Kualifikasi seorang Sarjana teologi sejatinya minimal memahami doktrin gereja yang menjadi dasar pendiri institusi pendidikan tinggi teologi. Karena itu tamatannya dapat melayani di gereja sesuai dengan kompetensinya, yaitu berkhotbah berdasarkan Alkitab, memberikan bimbingan konseling, melayani pelayanan anak, remaja dan pemuda, serta mengadakan kunjungan-kunjungan jemaat dan juga pelayanan misi keluar gereja.
Jika sekolah teologi mengarahkan pada kompetensi pelayanan gereja, maka sejatinya banyak praktik yang diberikan pada mereka yang berada di program sarjana teologi, sedikit menyerupai vokasi, karena tujuan pendidikan teologi yang didirikan gereja adalah untuk mengerjalan pelayanan-pelayanan yang ada di gereja.
Untuk mereka yang berada di program magister teologi mestinya kualifikasi luaran nya berbeda dengan sarjana teologi.
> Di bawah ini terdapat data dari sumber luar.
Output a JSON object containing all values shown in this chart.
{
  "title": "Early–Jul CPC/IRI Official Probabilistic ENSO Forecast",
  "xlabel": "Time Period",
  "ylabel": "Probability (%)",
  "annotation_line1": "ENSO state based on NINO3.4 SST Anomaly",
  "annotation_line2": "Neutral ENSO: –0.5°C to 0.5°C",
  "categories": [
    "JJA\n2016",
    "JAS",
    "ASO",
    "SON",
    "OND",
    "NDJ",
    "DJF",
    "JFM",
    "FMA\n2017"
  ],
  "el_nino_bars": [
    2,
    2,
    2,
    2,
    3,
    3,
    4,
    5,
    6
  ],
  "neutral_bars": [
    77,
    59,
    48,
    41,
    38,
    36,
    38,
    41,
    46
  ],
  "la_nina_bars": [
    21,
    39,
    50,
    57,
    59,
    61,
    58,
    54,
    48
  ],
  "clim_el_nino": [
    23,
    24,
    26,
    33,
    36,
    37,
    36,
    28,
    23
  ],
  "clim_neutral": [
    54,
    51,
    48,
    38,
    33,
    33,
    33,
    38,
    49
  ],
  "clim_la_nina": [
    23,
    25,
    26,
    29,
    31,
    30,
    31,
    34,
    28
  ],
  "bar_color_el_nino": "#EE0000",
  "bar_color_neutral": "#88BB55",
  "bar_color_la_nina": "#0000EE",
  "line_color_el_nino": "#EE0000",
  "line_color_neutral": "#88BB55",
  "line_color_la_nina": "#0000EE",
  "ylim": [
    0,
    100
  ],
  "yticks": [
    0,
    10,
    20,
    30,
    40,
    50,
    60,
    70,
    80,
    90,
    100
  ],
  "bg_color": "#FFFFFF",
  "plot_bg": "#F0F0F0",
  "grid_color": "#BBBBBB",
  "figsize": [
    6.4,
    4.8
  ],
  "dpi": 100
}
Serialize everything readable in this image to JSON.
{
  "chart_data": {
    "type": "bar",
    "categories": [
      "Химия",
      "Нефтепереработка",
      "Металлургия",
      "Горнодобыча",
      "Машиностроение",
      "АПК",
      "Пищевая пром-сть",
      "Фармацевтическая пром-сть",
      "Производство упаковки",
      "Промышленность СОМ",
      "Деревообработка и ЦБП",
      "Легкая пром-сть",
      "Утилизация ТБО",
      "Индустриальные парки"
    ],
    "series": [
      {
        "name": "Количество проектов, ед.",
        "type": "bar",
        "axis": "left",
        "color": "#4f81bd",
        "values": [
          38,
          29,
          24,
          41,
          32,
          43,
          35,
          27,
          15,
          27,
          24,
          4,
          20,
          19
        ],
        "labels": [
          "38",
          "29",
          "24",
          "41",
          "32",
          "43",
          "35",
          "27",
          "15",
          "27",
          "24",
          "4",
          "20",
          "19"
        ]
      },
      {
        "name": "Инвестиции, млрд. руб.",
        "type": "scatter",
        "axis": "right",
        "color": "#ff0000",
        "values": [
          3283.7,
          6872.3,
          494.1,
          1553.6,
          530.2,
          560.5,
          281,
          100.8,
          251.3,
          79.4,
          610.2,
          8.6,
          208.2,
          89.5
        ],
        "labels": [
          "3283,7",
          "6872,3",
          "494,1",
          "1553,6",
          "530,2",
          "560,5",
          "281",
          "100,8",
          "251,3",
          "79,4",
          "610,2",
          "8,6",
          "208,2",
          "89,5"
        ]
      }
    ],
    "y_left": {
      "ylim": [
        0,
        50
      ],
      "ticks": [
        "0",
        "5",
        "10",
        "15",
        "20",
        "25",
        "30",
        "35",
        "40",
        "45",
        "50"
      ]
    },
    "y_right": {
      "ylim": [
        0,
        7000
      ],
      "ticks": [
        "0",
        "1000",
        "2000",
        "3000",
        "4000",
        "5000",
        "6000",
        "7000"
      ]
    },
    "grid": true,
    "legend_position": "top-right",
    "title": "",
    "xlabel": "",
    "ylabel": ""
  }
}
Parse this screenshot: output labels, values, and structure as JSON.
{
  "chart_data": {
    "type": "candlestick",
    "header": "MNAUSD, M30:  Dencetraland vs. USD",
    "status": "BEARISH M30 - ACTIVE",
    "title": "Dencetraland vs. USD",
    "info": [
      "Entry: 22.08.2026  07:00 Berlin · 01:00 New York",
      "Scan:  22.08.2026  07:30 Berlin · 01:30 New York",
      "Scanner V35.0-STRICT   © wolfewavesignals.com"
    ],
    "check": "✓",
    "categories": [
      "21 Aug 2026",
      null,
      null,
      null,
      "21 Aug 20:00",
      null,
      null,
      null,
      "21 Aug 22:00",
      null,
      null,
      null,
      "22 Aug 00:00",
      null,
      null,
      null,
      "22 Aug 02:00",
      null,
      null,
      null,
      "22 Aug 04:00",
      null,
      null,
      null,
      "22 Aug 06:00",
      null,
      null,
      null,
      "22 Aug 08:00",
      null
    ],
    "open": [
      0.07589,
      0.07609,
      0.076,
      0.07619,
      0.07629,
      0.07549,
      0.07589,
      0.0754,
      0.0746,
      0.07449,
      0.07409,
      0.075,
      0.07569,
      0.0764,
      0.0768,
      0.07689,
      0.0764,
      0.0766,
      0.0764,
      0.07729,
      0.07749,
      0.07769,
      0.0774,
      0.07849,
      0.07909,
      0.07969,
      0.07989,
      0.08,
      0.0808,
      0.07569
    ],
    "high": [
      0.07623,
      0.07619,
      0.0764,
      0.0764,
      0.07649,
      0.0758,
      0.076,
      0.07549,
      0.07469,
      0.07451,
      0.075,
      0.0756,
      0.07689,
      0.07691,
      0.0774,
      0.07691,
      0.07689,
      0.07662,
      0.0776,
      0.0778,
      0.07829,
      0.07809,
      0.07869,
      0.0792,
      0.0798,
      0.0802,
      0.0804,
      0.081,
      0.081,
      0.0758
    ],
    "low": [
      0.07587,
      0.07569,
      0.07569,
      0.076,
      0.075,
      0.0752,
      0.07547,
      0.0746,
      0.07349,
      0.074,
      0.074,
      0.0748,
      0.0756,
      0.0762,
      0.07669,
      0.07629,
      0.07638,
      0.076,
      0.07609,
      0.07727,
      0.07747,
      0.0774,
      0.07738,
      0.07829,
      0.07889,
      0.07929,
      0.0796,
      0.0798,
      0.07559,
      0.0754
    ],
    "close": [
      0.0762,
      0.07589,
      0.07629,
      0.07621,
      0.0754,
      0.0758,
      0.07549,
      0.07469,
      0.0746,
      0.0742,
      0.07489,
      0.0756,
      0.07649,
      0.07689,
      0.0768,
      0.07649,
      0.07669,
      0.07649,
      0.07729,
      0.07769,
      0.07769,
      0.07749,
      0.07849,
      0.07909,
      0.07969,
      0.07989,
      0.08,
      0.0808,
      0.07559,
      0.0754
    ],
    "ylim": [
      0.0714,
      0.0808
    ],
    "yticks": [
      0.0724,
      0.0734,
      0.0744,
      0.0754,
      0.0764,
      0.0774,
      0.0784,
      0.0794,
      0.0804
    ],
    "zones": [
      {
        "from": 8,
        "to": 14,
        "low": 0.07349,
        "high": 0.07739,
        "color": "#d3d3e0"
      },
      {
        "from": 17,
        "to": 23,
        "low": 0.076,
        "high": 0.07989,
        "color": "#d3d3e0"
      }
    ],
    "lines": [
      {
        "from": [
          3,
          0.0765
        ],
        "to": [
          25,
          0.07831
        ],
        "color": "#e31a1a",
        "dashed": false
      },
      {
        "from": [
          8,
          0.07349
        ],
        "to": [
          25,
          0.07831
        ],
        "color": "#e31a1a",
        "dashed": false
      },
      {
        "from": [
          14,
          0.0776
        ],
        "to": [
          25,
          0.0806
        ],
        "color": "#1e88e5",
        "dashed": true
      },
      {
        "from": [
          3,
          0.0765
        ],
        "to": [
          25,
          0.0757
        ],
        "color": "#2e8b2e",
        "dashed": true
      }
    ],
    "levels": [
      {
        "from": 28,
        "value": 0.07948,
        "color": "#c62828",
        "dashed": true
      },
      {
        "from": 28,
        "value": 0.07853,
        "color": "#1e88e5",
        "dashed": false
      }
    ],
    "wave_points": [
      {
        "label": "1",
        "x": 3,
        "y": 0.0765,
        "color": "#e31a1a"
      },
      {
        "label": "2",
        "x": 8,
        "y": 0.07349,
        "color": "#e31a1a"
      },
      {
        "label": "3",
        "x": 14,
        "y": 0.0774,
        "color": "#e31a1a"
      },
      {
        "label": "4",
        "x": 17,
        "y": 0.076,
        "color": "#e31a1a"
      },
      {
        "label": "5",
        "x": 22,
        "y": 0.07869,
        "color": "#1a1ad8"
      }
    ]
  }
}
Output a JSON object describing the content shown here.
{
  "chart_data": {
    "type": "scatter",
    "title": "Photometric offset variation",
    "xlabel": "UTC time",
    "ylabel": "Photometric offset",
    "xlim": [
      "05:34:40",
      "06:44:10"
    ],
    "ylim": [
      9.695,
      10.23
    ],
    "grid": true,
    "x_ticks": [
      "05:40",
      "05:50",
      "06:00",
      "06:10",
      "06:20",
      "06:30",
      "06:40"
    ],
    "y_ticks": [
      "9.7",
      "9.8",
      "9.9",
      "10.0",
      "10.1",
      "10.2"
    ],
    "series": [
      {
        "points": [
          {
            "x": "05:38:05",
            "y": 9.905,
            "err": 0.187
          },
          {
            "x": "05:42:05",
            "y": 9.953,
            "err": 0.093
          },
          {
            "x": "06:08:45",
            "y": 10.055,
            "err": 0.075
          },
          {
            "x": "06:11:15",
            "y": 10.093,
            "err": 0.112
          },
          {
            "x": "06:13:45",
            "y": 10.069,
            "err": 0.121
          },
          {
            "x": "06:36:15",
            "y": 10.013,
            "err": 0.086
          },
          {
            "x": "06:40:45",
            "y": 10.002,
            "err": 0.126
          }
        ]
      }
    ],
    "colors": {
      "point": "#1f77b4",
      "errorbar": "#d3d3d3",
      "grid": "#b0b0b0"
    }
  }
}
Kemampuan evaluasi, untuk membandingkan berbagai pandangan teolog, atau doktrin gereja, dan melakukan kritik terhadap pemikiran teolog tertentu dengan teori yang dipahami dengan baik sejatinya dapat memberikan pemikiran-pemikiran untuk pengembangan doktrin gereja. Pada konteks ini gereja mesti sedia menerima masukan para teolog akademis.
Pada waktu pendidikan teologi berhasil menamatkan doktor-doktor teologi, sejatinya gereja perlu merespon penerapan baru dan pengembangan doktrin gereja. Review seorang doktor teologi sejatinya mampu memberikan pemikiran yang lebih maju dari para teolog-teolog yang direview itu.
Karya akhir seorang doktor teologi sejatinya memang untuk mengembangkan pelayana gereja, dan juga menyempurnakan doktrin gereja, meski doktrin gereja itu sendiri tak pernah jadi sempurna.
Sayangnya pendidikan teologi yang didirikan gereja, umumnya masih seperti tamatan vokasi yang memang dipersiapkan hanya untuk memenuhi kekososngan pelayan gereja. Itulah sebabnya ada pendidikan teologi yang berhenti menerima mahasiswa baru, karena gereja pendiri sudah surplus tenaga pendeta.
Kemajuan jaman membuat mahasiswa-mahasiswa Indonesia dapat mengenyam pendidikan doktor di luar negeri dengan hanya cukup menyusun disertasi. Pertanyaannya kemudian, kurikulum macam apa yang mereka dapat?
Berdasarkan proses belajar yang hanya menyusun disertasi dengan judul tertentu sebenarnya kita cukup paham, bahwa tamatan doktor ini dipersiapakan untuk mengajar mata kuliah tertentu yang memang dibutuhkan di indonesia.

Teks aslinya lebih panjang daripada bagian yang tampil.